От «Эльдорадо» до нашей квартиры шла так называемая Брешка, или Брехаловка. Вечерами на Брехаловке происходило гулянье. Вся Брешка – два квартала. Гуляющие часами толкались туда и назад, от угла до угла, как волночки в ванне от борта до борта. Девчата с хуторов двигались посередине. Они плыли медленно, колыхаясь. Так плывут арбузные корки у волжских пристаней. Сплошной треск разгрызаемых каленых семечек стелился над толпой. Вся Брешка была черна от шелухи подсолнухов. Семечки называли у нас «покровский разговор».
Вдоль Брешки рядом стояли парни в резиновых ботах, напяленных на сапоги. Парни шикарно согнутым мизинцем снимали с губ гирлянды налипшей скорлупы. Парни изысканно обращались к девчатам:
– Спозвольте причепиться. Як вас по имени кличут… Маруся чи Катя?
– А ну не замай… Який скорый! – отвечала неприступная. – Ну, хай тоби бис… чипляйся.
И целый вечер грузно толкалась перед окнами грегочущая, лузгающая хуторская Брехаловка.
А мы сидели в темной гостиной на подоконнике. Мы глядели на полутемную улицу. Мимо плыла Брешка. А на подоконнике воздвигались невидимые дворцы, воздушные замки, распускались пальмы, неслышная канонада сотрясала нас. Разрушительные снаряды нашего воображения рвали ночь. Мы расстреливали со своего подоконника Брешку. На подоконнике была Швамбрания.
Нас доставали гудки волжских пароходов. Они тянулись из далекой глубины ночи, будто нити: одни тонюсенькие и дрожащие, как волосок в электролампочке, другие толстые и тугие, словно басовая струна в рояле. И на конце каждой нити висел где-то в сыром надволжье пароход. Мы наизусть знали азбуку пароходных высказываний. Мы читали гудки, как книгу. Вот бархатный, торжественный, высоко забирающий и медленно садящийся «подходный» гудок парохода общества «Русь». Где-то выругал зазевавшуюся лодку сиплый буксир, запряженный в тяжелую баржу.
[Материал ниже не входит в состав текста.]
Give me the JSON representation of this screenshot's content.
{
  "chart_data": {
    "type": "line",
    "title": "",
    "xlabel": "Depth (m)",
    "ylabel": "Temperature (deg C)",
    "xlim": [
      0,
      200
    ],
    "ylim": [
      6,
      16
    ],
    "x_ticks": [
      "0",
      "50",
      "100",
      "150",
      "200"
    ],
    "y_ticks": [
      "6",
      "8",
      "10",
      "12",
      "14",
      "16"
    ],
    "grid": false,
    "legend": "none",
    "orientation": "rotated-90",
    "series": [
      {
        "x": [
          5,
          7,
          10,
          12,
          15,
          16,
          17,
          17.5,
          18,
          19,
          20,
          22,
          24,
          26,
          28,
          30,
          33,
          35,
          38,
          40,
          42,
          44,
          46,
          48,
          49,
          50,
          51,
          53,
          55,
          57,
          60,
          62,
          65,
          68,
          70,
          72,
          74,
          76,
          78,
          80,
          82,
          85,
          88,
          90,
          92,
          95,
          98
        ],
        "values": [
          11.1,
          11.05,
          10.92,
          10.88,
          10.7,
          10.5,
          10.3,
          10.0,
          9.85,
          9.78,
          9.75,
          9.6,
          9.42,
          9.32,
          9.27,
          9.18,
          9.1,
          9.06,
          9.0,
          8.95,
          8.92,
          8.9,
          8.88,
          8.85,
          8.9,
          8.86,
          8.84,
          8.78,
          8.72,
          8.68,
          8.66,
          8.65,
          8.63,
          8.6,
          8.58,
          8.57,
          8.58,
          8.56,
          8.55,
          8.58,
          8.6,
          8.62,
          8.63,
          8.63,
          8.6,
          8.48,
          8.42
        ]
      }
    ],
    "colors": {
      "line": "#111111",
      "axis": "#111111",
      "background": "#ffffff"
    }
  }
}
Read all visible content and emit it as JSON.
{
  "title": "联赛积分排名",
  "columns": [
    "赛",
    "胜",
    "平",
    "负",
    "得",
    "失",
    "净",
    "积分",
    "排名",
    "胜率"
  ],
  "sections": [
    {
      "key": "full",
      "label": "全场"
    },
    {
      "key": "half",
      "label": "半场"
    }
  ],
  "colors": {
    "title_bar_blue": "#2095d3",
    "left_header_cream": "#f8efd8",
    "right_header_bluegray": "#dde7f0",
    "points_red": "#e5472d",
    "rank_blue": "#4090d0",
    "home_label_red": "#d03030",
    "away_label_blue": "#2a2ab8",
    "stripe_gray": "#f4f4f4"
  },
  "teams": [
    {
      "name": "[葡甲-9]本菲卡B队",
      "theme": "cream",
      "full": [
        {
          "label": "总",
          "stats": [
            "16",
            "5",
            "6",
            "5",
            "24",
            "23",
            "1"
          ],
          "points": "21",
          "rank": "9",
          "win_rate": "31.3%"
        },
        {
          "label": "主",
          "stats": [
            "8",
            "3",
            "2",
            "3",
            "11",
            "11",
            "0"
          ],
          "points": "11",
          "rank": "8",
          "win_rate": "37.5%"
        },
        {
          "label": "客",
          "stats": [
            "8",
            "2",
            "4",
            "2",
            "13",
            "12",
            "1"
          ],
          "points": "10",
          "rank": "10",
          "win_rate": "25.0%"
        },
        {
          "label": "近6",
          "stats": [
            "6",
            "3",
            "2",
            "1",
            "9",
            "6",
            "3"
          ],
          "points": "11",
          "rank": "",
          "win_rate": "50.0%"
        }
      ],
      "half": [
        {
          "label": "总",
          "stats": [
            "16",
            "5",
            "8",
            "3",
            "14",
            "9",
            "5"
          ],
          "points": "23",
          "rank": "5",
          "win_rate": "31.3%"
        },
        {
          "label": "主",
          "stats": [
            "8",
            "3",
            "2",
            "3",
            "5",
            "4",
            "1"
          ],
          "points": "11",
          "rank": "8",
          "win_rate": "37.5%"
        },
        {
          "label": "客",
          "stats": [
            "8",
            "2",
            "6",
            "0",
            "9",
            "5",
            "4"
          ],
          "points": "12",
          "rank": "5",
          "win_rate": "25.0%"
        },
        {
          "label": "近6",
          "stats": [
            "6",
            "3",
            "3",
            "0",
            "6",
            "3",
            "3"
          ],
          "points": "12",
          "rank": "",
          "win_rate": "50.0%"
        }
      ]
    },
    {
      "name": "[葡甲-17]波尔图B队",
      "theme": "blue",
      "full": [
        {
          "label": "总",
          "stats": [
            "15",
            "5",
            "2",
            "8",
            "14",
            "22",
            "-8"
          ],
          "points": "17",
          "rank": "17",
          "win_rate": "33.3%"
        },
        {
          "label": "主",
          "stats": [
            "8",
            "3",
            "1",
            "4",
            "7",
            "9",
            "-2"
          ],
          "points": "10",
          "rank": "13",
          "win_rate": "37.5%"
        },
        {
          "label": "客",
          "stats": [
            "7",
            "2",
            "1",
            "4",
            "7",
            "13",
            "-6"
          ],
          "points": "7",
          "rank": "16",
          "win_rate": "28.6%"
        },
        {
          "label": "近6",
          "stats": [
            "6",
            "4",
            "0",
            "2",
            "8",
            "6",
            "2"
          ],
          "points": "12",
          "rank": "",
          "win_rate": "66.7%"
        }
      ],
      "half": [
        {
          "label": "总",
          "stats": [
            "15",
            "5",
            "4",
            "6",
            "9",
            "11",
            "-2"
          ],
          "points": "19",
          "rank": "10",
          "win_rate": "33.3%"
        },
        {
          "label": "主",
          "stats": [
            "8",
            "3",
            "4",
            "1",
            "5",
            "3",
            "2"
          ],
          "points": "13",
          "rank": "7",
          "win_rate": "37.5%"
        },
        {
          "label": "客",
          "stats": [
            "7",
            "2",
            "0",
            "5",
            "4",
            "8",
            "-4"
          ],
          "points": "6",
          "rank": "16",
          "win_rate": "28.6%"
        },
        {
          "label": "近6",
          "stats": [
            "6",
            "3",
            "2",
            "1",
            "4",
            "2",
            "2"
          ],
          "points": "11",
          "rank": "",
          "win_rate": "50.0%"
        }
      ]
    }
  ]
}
Вот два кратких учтивых свистка: это повстречались «Самолет» с «Кавказ-и-Меркурием». Мы даже знаем, что «Самолет» идет вверх, в Нижний, а «Кавказ и Меркурий» – вниз, в Астрахань, ибо «Меркурий», соблюдая речной этикет, поздоровался первым.
Джек, Спутник Моряков
Вообще мир для нас – это бухта, заставленная пароходами, жизнь – сплошная навигация, каждый день – рейс. Все швамбраны, само собой понятно, – мореходы и водники. У каждого во дворе ошвартован свой пароход. И самым уважаемым гражданином Швамбрании признан Джек, Спутник Моряков.
Этот государственный муж обязан своим происхождением маленькой книжке «Карманный спутник моряков и словарь необходимых разговорных фраз». Книжку эту, засаленную до прозрачности, мы купили на базаре за пятак, и всю мудрость ее вложили в уста новому герою – Джеку, Спутнику Моряков. Так как в книжке был, кроме краткой лоции и навигации, словарь, то Джек стал настоящим полиглотом.